Sable Phoenix wrote...
This is a scene that's been banging to get out of my head for days and days now. I don't remember how the description of Shepard and the difference between ME1 and ME2 came to me, but it's such a perfect representation of Jessica I had to write it down.
---
Garrus crossed his arms wearily over his chestplate and studied Miranda, equal measures annoyed and amused at her question. “That’s because you don’t know her."
Miranda lifted her chin, a belligerent and aggressive mannerism for turians, but he had spent enough time among humans to recognize hauteur or disdain, or more likely, both. Regardless of species, the gesture clamped his mandibles tight against aggravation that leapt inside him like a varren.
“There is nothing about Jessica Shepard I don’t know,” Miranda said, her half-hooded eyes somehow carrying a chill that rivaled vacuum. “Every military and medical record, every media appearance and extranet article…”
“Is crap,” Garrus snapped, cutting her off and straightening. “You know about her. You don’t know her.” He stared down at Miranda, his mandibles flaring as he struggled for the way to describe Shepard that would make Miranda understand exactly what kind of crime she and Cerberus had committed. But he was no poet, and for several long seconds he simply locked his gaze with Miranda’s, rifling through his memories of Shepard as she used to be, searching vainly for the words that would encapsulate the most complex alien he had ever met. For a moment the memories would not come, and that old familiar ache of loss settled its wings over his shoulders and sank its teeth into his heart once again. Then abruptly the pictures were flashing behind his eyes: Shepard looking regally over their little assembly in the debriefing room after a mission; Shepard with her head close to Pressley's as they went over duty rosters; Shepard sharing that tiny grin with Chief Williams as she walked away from one of their private talks; Shepard on her back under the Mako beside him, handing him tools as they soothed the scrapes of the latest mission.

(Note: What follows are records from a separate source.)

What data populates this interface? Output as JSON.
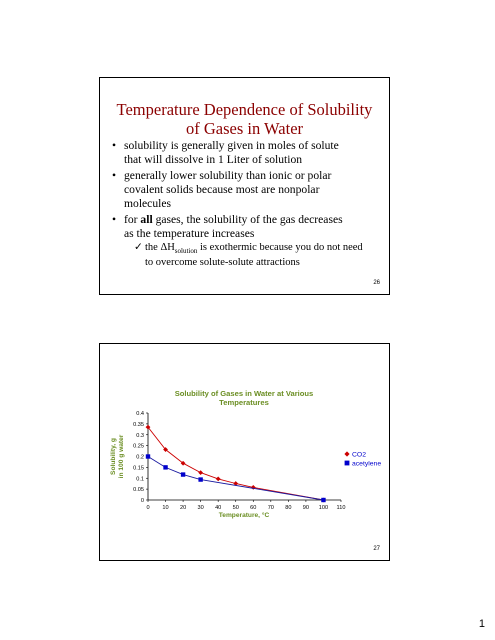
{
  "page_number": "1",
  "slide1": {
    "title_line1": "Temperature Dependence of Solubility",
    "title_line2": "of Gases in Water",
    "bullets": [
      {
        "line1": "solubility is generally given in moles of solute",
        "line2": "that will dissolve in 1 Liter of solution"
      },
      {
        "line1": "generally lower solubility than ionic or polar",
        "line2": "covalent solids because most are nonpolar",
        "line3": "molecules"
      },
      {
        "line1_pre": "for ",
        "line1_bold": "all",
        "line1_post": " gases, the solubility of the gas decreases",
        "line2": "as the temperature increases"
      }
    ],
    "sub_bullet": {
      "pre": "the ",
      "delta_h": "ΔH",
      "subscript": "solution",
      "post": " is exothermic because you do not need",
      "line2": "to overcome solute-solute attractions"
    },
    "slide_number": "26"
  },
  "slide2": {
    "slide_number": "27"
  },
  "chart_data": {
    "type": "line",
    "title": "Solubility of Gases in Water at Various Temperatures",
    "title_line1": "Solubility of Gases in Water at Various",
    "title_line2": "Temperatures",
    "xlabel": "Temperature, °C",
    "ylabel_line1": "Solubility, g",
    "ylabel_line2": "in 100 g water",
    "xlim": [
      0,
      110
    ],
    "ylim": [
      0,
      0.4
    ],
    "x_ticks": [
      "0",
      "10",
      "20",
      "30",
      "40",
      "50",
      "60",
      "70",
      "80",
      "90",
      "100",
      "110"
    ],
    "y_ticks": [
      "0",
      "0.05",
      "0.1",
      "0.15",
      "0.2",
      "0.25",
      "0.3",
      "0.35",
      "0.4"
    ],
    "grid": false,
    "legend_position": "right",
    "series": [
      {
        "name": "CO2",
        "color": "#cc0000",
        "marker": "diamond",
        "line_color": "#cc0000",
        "x": [
          0,
          10,
          20,
          30,
          40,
          50,
          60,
          100
        ],
        "y": [
          0.335,
          0.232,
          0.169,
          0.126,
          0.097,
          0.076,
          0.058,
          0
        ]
      },
      {
        "name": "acetylene",
        "color": "#0000cc",
        "marker": "square",
        "line_color": "#1a1aa0",
        "x": [
          0,
          10,
          20,
          30,
          100
        ],
        "y": [
          0.2,
          0.15,
          0.117,
          0.094,
          0
        ]
      }
    ]
  }
}
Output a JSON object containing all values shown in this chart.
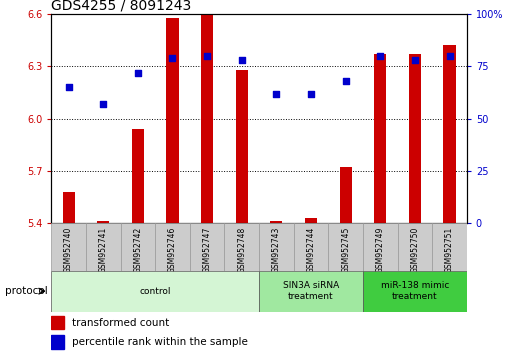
{
  "title": "GDS4255 / 8091243",
  "samples": [
    "GSM952740",
    "GSM952741",
    "GSM952742",
    "GSM952746",
    "GSM952747",
    "GSM952748",
    "GSM952743",
    "GSM952744",
    "GSM952745",
    "GSM952749",
    "GSM952750",
    "GSM952751"
  ],
  "transformed_counts": [
    5.58,
    5.41,
    5.94,
    6.58,
    6.6,
    6.28,
    5.41,
    5.43,
    5.72,
    6.37,
    6.37,
    6.42
  ],
  "percentile_ranks": [
    65,
    57,
    72,
    79,
    80,
    78,
    62,
    62,
    68,
    80,
    78,
    80
  ],
  "ylim_left": [
    5.4,
    6.6
  ],
  "ylim_right": [
    0,
    100
  ],
  "yticks_left": [
    5.4,
    5.7,
    6.0,
    6.3,
    6.6
  ],
  "yticks_right": [
    0,
    25,
    50,
    75,
    100
  ],
  "ytick_labels_right": [
    "0",
    "25",
    "50",
    "75",
    "100%"
  ],
  "groups": [
    {
      "label": "control",
      "start": 0,
      "end": 6,
      "color": "#d4f5d4"
    },
    {
      "label": "SIN3A siRNA\ntreatment",
      "start": 6,
      "end": 9,
      "color": "#a0e8a0"
    },
    {
      "label": "miR-138 mimic\ntreatment",
      "start": 9,
      "end": 12,
      "color": "#40cc40"
    }
  ],
  "bar_color": "#cc0000",
  "dot_color": "#0000cc",
  "bar_bottom": 5.4,
  "grid_color": "#000000",
  "bg_color": "#ffffff",
  "title_fontsize": 10,
  "tick_label_fontsize": 7,
  "axis_label_fontsize": 7,
  "legend_fontsize": 7.5,
  "protocol_label": "protocol",
  "legend_items": [
    "transformed count",
    "percentile rank within the sample"
  ]
}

Bright; bright and distant. Whether in the light places or the dark places of the galaxy, Shepard had blazed like a remote beacon, like...
“Shepard was a star,” he said, grinding the words out between his fangs. “And we were the planets she gathered around herself. The Normandy was her own little solar system. We could never touch her… well most of us couldn’t, except...” He almost said Ashley's name, brought up short on Liara’s, although he could not -- or did not want to -- say why. Then he pushed on before Miranda could narrow her expression into suspicion. “But we were never getting away from her, either. And that was fine, because she gave us light and direction and… and warmth.” He stumbled lamely over the surprisingly intimate words, at a loss for any other way to describe how Shepard had held them all in place, how she had bent the universe around her into making sense... how she had cared. Then abrupt anger slammed into the back of his throat and he shoved himself away from the railing, striding forward to loom over Miranda, forcing her back a step as her eyes widened.
“Cerberus snuffed her,” he growled. Shepard was colder now, darker, somehow even more remote than before. “Now she’s… she’s a brown dwarf. She’s just this rogue giant diving through a system straight towards the sun, with nothing…" he gestured vaguely to the side, fumbling for the words, “nothing about it, nothing bright or warm, just capturing all the smaller bodies it passes like detritus. Pulling us all helplessly along with her to join in the destruction at the end of it.” He snapped his mandibles shut and took a deep breath, closing his eyes briefly before looking back down at Miranda in time to see her throat contract in a nervous swallow. Satisfaction fluttered briefly through his chest like an insect before he squashed it as unworthy. He turned away from her, walking back to his console and jabbing a talon at the orange-lit panel. It activated with an indignant beep.
“You said you wanted to bring her back exactly the same,” Garrus found himself saying, his voice low. “You failed."
"I... We did not!" Miranda's indignant reply threw itself between them, a sentry in full combat armor. "Every scan and test we've run shows she is physically and mentally the same woman. What we accomplished was a miracle!"
A half-bark of mirthless laughter leapt from his mouth in response to her defensiveness. "There's more to life than being alive. You brought her back, but you’ve taken everything else from her, and now she’s less than she was.” He let his voice drop further, into a rumbling register that would have told any turian exactly how precarious their situation had become. “I’ll never forgive you for that.”
He doubted Miranda knew enough about turians to catch the full implication of his tone, but he heard a small intake of breath from her nonetheless. No insects fluttered through his chest this time; the loss had started gnawing on his heart again. “Now if you don’t mind,” he said, tapping up a schematic of the half-completed Thanix installation and lacing his voice with as much scorn as he could muster through the weariness, “I’m in the middle of some calibrations.”
---
I ended up amazed that this scene turned more into one about Garrus than about Shepard per se.
Bravo, Sable! Bravo!
You wrote Garrus and Miranda spot-on. I could totally see this happening in the actual game. The writers need to do something like this. They need to put the focus back on Shepard like you did. I hope that her squadmates would be concerned about her now, after everything she has been through and done for them.